Mais plus vous marchez dans cet endroit, plus vous vous abandonnez, plus vous vous oubliez, et plus nous sommes là, et des convictions de cette sorte s'effondrent. Parfois, nous nous disons que c'est parce qu'elles n'ont pas de fondations solides. Oh, des dieux. Des dieux de ce côté-ci du monde, des dieux de l'autre. Des dieux, des déesses, des demi-dieux, des faux, des vrais, des grands, des minuscules, des importants et des oubliables. Ils y croient tous, et puis ils posent le pied ici, et alors nous attendons, nous regardons, nous les suivons comme ils avancent, dans le noir, en essayant de croire, en essayant de se raccrocher à quelque chose, mais la fait qu'il n'y a rien pour se raccrocher dans le noir, parce que le noir est tout.
Il n'y a pas de croyances. Pas de dieux. Il n'y a jamais eu de dieux. Il n'y a toujours eu que Nous.
(NOUS NOUS NOUS NOUS NOUS NOUS)
Le fait est que nous ne nous montrons pas. Nous sommes timides. Nous l'avons toujours plus ou moins été. Nous sommes beaucoup d'autres choses, mais avant tout timides. Il arrive de ces moments étranges où, comme nous flottons, comme nous nous laissons porter et que nous regardons sans trop nous concentrer, nous pensons alors, et les pensées mènent aux souvenirs, et nos souvenirs sont vieux (oh), ils sont si vieux, si anciens, si rances (rances et amers et froids et laids et BLANCS), que lorsque nous le pouvons, nous en détournons le regard, ou plutôt les regards, car nous en avons plus d'un. Mais de cela, bien entendu, vous vous en doutez.
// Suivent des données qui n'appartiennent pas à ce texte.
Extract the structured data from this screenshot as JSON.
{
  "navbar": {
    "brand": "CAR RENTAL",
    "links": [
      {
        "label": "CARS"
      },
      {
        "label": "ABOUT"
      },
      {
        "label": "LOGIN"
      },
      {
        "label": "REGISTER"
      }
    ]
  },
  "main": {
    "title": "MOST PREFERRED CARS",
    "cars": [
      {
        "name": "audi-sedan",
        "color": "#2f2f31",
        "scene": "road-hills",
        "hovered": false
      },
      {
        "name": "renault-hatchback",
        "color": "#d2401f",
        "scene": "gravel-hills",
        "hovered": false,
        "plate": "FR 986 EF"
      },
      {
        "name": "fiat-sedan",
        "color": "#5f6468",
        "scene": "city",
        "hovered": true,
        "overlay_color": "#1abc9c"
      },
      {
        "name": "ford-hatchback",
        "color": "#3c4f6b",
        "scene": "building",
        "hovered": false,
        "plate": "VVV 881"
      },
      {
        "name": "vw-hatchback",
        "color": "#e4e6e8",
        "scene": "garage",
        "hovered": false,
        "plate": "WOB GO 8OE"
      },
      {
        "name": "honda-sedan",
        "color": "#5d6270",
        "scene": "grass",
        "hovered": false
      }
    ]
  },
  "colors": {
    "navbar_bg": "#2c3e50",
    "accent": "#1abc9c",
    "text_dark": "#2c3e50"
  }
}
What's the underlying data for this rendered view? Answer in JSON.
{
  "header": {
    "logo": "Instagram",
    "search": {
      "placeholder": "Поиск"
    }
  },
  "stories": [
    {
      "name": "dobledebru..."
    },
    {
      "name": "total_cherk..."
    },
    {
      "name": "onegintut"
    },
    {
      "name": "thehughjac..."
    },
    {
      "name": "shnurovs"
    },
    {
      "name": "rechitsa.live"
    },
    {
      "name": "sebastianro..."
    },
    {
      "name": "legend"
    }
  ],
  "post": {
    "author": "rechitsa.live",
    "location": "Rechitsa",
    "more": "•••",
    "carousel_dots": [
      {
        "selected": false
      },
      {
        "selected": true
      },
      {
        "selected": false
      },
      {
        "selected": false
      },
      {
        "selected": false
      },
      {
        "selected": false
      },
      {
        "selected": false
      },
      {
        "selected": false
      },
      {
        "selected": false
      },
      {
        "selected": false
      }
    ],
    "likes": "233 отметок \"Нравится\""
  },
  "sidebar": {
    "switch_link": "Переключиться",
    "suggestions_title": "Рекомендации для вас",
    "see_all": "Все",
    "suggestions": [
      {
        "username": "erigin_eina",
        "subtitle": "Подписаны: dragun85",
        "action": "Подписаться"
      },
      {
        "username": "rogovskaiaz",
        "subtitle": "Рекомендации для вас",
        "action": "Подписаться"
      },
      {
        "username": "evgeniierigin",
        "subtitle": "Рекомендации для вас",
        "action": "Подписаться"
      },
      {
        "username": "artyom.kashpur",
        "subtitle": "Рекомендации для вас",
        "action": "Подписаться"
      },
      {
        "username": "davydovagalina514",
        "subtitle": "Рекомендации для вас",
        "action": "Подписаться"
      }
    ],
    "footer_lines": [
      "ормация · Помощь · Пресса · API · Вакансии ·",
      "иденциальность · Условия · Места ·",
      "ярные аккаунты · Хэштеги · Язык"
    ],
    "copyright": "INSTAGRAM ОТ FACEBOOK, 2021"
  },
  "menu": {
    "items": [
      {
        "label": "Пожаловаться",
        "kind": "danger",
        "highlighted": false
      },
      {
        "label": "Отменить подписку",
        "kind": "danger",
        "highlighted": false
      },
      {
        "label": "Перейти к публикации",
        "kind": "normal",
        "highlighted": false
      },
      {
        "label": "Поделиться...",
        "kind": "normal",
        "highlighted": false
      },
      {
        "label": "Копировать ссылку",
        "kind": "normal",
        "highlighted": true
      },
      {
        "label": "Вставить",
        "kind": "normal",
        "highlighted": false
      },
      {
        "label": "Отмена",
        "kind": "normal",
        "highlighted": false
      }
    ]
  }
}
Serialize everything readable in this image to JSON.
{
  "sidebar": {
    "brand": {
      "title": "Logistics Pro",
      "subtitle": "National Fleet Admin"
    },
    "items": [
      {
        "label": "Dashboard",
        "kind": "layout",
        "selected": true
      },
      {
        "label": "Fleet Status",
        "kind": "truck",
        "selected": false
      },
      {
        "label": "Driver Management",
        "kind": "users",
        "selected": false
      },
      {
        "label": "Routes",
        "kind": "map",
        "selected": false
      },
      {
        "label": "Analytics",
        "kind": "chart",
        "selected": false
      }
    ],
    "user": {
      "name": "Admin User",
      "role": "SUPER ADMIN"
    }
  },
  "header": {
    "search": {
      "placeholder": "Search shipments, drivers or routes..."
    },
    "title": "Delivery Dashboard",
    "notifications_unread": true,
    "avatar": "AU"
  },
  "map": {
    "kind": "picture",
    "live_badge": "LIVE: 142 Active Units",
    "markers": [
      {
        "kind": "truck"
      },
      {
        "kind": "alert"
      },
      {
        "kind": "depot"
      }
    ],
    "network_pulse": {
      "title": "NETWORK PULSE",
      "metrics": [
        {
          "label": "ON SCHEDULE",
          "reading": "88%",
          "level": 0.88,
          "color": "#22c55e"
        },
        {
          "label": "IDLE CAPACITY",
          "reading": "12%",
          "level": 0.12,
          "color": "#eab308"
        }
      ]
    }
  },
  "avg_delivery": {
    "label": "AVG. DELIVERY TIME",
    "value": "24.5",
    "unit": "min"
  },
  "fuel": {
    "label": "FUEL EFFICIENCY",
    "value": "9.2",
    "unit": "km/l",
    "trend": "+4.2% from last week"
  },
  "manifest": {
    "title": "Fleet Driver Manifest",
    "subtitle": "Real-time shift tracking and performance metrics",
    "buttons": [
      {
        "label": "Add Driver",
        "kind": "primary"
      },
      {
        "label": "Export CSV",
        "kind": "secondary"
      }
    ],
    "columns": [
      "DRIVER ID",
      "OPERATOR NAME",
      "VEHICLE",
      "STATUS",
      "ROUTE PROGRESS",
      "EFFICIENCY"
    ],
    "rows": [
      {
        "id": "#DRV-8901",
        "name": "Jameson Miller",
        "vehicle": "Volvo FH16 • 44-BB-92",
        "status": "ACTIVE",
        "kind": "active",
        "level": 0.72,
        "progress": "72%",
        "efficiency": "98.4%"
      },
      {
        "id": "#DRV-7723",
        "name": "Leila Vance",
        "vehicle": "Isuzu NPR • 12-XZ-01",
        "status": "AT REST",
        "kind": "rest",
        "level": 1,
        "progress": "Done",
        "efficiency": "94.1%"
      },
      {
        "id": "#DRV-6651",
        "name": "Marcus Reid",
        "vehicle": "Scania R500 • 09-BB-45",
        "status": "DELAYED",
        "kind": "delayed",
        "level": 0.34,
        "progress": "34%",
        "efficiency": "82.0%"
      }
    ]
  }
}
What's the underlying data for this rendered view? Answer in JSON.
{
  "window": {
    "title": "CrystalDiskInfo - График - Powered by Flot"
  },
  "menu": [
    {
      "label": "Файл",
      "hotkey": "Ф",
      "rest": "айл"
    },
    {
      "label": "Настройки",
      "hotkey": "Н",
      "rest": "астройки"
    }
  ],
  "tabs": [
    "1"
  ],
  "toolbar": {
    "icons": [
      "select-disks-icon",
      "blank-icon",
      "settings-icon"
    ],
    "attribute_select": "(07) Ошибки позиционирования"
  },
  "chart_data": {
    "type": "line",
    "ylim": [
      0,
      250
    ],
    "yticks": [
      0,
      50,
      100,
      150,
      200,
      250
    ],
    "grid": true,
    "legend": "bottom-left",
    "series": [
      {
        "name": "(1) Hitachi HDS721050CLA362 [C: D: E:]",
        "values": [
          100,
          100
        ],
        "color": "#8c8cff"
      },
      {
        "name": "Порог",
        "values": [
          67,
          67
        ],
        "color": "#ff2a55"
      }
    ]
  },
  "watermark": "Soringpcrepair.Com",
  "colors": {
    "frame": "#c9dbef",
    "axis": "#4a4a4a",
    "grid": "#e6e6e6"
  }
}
Si vous nous entendez, si vous nous devinez, si vous savez qui nous sommes, c'est que vous aussi êtes dans cet endroit. Il n'y que dans cet endroit que de petites choses comme vous pouvez prendre la mesure de notre existence. Autrement, vous vivez l'intégralité des vôtres sans jamais la suspecter sans jamais la voir sans jamais vouloir la voir, car là réside la clé du mystère, la grande Question, le grand Problème de l'espèce qui foule de ses deux pieds plats la terre et bâtit sur elle des pays et des empires, des dynasties et des guerres. Le fait est, enfants, que vous ne voulez pas nous voir. Vous n'avez jamais voulu. Peu importe que vous disiez être prêts à nous regarder en face, à nous défier, la roue revient toujours à son point de départ, et sans arrêt vous nous fuyez, vous nous évitez, vous repoussez la confrontation car au fond, dans vos profondeurs conscientes, dans le juteux sanguinolent de vos entrailles, vous (SAVEZ). Tous, autant que vous êtes, vous savez.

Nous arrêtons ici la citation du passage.